19. yy başlarından itibaren Avrupalı büyük sanayi kuruluşlarının temsilciliğini yapan ve oradan aldıkları sanayi ürünlerini Anadolu’nun çeşitli bölgelerine dağıtarak satan belde tüccar zümresi iyi para kazanmış ve zengin olmuşlardı. Bu insanlar zengin olarak kalmamışlar, temasta bulundukları yabancıların etkisiyle de Avrupa hayat tarzını da benimsemişlerdir. Bölge halkı mimaride İstanbul’u örnek aldığından Germir, Tavlusun, Talas ve Efkere ve Zincidere gibi yerlerin zenginleri konaklarının planını İtalyan mimarlara yaptırmışlardı. Bu husus bir itibar konusu olmuştur...”

 

KULİS BULVARI

MEZARLIK MUHALEFETİ

CHP’li Vekil Çetin Arık, Hulusi Akar Cami’nin bitişiğinde yeni yapılan mezarlar için ‘40 bin liraya mezar mı olur?’ demiş. İlk bakışta ‘Evet 40 bin liraya mezar olmaz’ diye düşünebilirsiniz. Başkan Büyükkılıç, “200 liraya da mezar satılıyor. Hatta zor durumda olanlara ücretsiz mezar veriyoruz. Defin hizmetlerinden tek kuruş almayan bir belediyeyiz” dedi. Değerli Vekilimize yıllardır CHP’nin yönettiği İzmir’deki mezar fiyatlarını araştırmasını salık veririm. Cami yanındaki 50-100 kadar mezardan hareketle bir algı yaratmak doğru değil. Bir cenaze zuhur ettiğinde, belediye, ev veya hastaneden alıp şehir içi veya dışına kadar götürülüp defnedilmesinden tek kuruş almıyor. Ve yine o belediye ‘rant’ amaçlı vatandaşın mezarlık devrine de izin vermiyor. Vekile tavsiyem, elma kuyruğu üzerinden muhalefet yapması. Mezarlık muhalefetinden bir şey çıkmaz.

 

Mış… Miş… Muş…

00-Kayseri’de sağlıkçılardan sonra, huzurevi sakinleri ve 85 yaş üstü büyüklerimiz de evlerinde aşılanmış.

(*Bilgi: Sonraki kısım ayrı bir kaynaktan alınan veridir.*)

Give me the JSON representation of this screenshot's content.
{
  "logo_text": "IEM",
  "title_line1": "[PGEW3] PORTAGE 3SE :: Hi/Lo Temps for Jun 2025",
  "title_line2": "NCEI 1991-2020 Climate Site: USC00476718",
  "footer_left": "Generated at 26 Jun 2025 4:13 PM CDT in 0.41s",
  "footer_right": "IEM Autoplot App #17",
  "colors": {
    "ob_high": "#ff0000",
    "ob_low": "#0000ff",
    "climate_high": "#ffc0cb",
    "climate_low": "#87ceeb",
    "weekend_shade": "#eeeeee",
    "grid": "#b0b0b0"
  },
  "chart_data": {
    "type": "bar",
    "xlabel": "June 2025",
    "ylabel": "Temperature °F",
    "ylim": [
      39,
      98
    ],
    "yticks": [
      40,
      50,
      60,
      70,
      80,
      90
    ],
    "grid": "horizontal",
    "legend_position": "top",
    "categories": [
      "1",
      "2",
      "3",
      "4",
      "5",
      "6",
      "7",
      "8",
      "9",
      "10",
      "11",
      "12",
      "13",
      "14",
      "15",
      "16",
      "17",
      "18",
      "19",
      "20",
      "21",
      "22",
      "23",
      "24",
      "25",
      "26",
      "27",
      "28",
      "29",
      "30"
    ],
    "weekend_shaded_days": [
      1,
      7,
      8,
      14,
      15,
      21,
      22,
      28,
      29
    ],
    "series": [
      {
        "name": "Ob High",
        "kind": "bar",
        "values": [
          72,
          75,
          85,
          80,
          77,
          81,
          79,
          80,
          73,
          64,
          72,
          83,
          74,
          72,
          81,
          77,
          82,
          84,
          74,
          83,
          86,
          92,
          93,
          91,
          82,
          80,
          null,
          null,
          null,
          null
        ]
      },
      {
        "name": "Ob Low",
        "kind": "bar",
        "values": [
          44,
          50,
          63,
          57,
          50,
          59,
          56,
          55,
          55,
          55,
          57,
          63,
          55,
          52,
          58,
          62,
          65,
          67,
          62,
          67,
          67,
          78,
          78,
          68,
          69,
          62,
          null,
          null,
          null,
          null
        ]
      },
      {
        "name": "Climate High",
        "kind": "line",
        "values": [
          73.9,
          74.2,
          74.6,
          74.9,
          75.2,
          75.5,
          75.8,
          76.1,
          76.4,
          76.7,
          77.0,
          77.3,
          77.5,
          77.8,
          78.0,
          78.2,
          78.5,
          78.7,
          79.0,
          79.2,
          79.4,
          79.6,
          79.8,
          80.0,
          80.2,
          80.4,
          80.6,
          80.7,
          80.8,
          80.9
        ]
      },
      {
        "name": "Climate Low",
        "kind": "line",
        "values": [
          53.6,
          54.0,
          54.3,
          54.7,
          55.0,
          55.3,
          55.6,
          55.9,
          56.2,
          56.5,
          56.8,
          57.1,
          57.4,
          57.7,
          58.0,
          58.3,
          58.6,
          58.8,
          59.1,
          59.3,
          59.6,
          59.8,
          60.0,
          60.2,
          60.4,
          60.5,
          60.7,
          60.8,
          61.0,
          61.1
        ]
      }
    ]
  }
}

00-Başkan Büyükkılıç, Beyza ve Berra’dan sonra 3. torunu Kerem’in sevincini yaşıyormuş.

00- Özhaseki sosyal medya hesabından CHP’ye yönelik taciz, tecavüz iddialarına dair ilginç tespitler aktarmış.

00- Kayseri’de vekâletle yönetilen üç il müdürlüğü için kulis çalışmaları bitmiyormuş.

00-Erciyes Anadolu Holding KAYÜ’ye ‘Atölyeler binası’ yapıyormuş.

00- Yıllardır iddianame hazırlamayan savcılara yeni yargı reformuyla süre tahdidi geliyormuş.

00- Sarız dahil birçok ilçe ve mahallelerinde öğretmen boşluğu varken, hala bazı öğretmenler ‘aile birliği’ vs gerekçesi ile merkezden gitmek istemiyormuş.